In remarks to school children broadcast on Israeli radio, Ms Livni’s said her solution for maintaining a Jewish and democratic state of Israel was “to have two distinct national entities”.
“Among other things I will also be able to approach the Palestinian residents of Israel… and tell them: ‘Your national aspirations lie elsewhere.'”
Since I first read this article, it has been updated with clarifications from Livni, who now says:
“There is no question of carrying out a transfer or forcing them [Israeli Arabs] to leave,” she told public radio.
“I am willing to give up a part of the country over which I believe we have rights so that Israel will remain a Jewish and democratic state in which citizens have equal rights, whatever their religion,” she added.
These comments, however, don’t really get to the crux of the issue. Even if they are not forcibly and physically transferred, we’re left to guess what their status will be.

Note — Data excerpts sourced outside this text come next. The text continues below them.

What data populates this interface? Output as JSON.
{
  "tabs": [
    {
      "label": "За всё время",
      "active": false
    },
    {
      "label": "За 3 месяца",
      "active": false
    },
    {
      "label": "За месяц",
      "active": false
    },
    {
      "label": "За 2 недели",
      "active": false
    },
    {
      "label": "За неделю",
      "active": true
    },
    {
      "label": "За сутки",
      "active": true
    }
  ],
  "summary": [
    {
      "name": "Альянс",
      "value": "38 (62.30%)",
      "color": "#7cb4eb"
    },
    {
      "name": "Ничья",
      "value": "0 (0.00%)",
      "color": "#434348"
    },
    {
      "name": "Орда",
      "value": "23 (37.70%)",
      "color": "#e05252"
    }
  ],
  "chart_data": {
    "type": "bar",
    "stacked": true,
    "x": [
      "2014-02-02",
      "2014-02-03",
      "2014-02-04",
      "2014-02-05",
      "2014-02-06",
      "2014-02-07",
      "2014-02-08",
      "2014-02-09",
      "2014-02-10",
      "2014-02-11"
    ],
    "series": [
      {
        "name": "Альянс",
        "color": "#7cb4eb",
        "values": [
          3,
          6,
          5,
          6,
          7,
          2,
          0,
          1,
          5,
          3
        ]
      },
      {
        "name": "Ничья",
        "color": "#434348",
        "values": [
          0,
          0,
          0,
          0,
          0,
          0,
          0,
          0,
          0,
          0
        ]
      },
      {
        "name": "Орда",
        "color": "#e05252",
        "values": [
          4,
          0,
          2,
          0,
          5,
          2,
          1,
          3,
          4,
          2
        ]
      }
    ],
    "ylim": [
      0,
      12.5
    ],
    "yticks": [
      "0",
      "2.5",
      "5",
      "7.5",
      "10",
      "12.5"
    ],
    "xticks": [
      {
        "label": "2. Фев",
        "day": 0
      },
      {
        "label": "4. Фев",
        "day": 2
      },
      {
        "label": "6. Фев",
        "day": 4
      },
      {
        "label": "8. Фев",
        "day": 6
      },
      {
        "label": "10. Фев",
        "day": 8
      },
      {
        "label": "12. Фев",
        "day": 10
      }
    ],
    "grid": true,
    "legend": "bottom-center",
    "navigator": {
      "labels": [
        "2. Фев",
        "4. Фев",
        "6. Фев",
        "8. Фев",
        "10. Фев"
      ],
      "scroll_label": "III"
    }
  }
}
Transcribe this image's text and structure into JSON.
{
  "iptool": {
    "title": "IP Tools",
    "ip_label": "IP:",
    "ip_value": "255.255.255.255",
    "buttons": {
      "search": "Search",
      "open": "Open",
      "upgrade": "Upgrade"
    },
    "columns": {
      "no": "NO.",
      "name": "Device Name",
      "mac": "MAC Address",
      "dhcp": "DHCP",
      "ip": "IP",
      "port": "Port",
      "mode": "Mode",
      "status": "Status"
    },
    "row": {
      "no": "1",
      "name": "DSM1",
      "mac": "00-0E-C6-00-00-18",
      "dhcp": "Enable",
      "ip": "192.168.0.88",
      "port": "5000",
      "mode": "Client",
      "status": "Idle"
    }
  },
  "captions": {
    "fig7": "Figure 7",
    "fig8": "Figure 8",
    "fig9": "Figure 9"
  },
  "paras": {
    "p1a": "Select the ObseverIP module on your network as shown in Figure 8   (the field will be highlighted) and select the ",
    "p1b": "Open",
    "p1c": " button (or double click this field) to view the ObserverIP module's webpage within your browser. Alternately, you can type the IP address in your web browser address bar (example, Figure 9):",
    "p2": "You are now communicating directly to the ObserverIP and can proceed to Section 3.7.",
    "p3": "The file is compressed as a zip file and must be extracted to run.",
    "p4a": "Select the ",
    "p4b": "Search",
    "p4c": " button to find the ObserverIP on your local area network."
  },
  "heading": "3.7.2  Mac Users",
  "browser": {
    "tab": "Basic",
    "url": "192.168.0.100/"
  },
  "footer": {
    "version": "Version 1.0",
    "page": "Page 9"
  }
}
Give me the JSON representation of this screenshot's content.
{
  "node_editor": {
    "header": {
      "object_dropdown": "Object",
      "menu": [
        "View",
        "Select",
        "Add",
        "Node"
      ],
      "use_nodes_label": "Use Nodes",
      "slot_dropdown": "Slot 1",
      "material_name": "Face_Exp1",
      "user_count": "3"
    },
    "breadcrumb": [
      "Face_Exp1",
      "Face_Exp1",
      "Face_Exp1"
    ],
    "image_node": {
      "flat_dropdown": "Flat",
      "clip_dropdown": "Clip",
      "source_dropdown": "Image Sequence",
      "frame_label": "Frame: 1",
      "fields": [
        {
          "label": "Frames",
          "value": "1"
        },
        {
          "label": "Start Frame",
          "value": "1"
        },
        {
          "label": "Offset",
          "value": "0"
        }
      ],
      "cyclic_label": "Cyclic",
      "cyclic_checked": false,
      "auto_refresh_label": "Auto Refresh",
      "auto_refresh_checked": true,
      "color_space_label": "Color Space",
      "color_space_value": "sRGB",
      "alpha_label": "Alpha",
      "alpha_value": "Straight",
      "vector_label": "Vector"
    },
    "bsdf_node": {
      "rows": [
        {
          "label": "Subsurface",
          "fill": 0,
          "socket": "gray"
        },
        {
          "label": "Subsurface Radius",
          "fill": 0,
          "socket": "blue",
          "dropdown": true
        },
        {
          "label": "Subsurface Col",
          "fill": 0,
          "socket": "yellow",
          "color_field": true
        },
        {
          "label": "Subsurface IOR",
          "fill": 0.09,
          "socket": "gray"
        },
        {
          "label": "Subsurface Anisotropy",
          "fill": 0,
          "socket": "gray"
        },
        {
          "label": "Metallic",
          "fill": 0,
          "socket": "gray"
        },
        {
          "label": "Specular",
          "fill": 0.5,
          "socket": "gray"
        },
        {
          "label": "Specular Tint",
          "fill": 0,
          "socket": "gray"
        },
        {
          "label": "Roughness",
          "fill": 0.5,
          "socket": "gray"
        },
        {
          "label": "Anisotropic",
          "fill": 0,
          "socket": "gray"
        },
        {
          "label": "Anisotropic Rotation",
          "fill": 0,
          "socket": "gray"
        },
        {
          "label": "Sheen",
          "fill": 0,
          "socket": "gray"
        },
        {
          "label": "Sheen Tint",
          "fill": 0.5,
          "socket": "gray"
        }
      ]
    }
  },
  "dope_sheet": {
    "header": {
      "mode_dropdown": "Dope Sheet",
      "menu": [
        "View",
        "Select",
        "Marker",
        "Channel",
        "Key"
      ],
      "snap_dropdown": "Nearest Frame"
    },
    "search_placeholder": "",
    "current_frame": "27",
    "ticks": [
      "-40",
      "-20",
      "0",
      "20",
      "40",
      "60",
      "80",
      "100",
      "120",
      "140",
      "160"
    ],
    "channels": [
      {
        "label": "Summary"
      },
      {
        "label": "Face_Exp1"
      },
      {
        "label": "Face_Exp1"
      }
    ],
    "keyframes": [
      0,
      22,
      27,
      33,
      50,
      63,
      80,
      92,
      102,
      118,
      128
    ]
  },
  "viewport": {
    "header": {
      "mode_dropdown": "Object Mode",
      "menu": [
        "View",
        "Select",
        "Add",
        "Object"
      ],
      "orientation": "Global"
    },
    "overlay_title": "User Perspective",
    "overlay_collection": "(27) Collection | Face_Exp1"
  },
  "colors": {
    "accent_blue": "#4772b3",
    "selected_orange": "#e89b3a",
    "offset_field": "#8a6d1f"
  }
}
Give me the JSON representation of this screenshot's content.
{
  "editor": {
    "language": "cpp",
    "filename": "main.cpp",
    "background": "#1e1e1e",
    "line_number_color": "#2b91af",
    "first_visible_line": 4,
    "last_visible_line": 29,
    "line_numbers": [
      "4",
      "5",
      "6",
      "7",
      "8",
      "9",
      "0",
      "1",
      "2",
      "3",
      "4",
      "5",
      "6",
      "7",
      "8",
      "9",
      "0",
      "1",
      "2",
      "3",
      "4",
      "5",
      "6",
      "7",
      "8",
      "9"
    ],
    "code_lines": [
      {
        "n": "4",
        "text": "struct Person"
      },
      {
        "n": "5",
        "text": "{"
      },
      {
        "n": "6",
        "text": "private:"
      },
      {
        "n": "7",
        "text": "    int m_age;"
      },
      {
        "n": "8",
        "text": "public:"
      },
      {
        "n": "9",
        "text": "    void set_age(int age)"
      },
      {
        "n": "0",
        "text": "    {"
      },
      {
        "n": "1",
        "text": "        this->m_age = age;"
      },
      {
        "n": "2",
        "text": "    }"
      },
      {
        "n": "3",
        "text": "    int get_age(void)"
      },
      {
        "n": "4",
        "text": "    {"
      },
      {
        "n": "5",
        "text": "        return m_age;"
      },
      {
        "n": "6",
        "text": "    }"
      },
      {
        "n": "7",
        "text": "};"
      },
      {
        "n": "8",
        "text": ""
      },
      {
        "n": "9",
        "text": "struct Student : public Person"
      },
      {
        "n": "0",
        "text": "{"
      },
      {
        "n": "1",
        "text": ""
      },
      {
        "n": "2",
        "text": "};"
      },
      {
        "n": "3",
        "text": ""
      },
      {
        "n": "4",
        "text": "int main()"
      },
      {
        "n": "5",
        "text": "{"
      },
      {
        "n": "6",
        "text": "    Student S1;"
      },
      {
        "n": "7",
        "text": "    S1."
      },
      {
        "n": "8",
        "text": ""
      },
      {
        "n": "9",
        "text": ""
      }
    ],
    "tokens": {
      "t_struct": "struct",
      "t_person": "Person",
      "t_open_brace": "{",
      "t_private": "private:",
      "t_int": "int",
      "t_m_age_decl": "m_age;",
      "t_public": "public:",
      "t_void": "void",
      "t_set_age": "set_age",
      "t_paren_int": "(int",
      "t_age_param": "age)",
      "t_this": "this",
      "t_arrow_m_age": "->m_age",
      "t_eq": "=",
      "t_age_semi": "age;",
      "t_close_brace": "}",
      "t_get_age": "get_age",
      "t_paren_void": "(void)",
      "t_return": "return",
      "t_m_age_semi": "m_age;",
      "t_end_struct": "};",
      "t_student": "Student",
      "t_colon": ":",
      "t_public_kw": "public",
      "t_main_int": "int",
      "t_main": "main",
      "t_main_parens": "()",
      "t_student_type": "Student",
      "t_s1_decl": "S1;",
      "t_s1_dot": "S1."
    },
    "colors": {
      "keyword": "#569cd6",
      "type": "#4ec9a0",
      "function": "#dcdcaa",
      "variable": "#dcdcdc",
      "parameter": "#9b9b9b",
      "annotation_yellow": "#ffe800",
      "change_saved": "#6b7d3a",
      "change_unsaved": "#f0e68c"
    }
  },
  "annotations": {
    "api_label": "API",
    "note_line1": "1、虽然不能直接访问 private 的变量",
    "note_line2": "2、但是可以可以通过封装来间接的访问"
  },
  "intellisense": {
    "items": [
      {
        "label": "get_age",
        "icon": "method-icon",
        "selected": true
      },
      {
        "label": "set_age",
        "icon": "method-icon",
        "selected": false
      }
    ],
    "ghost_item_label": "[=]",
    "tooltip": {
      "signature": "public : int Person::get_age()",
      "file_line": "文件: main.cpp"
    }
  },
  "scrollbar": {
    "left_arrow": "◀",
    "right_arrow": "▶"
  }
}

This is something that a lot of people outside the Middle East don’t understand. When many Israelis, even leftist “pro-peace” Isrealis, talk about a two-state solution, they look at the idea as an opportunity to get rid of Israel’s Palestinian citizens. The means vary from person to person, but usually it involves trading Israeli territory with Palestinians on it, transfering Palestinians or forcing Palestinians to either swear an oath to the Jewish state of Israel or lose their civil and political rights.
I think many sober Israelis understand that barring a dramatic change in Jewish birth rates or a massive influx of American, French or Argentinian Jews, even if they get rid of the West Bank and Gaza, they’re still facing a demographic “threat.” This is something that no one ever talks about in the framework of a two-state solution, but many Israelis I’ve spoken to have absolutely no problem with stripping Palestinian citizens of Israel of their citizenship in a two-state deal.
Otherwise, I saw Jimmy Carter last night, who spoke to a packed out crowd at the Issam Fares Institute at the American University of Beirut. With the exception of the news that the Carter Center will probably monitor next year’s elections here in Lebanon, there was nothing really groundbreaking to be heard if you’ve followed Carter’s ideas on the region, but it was good to see him in person.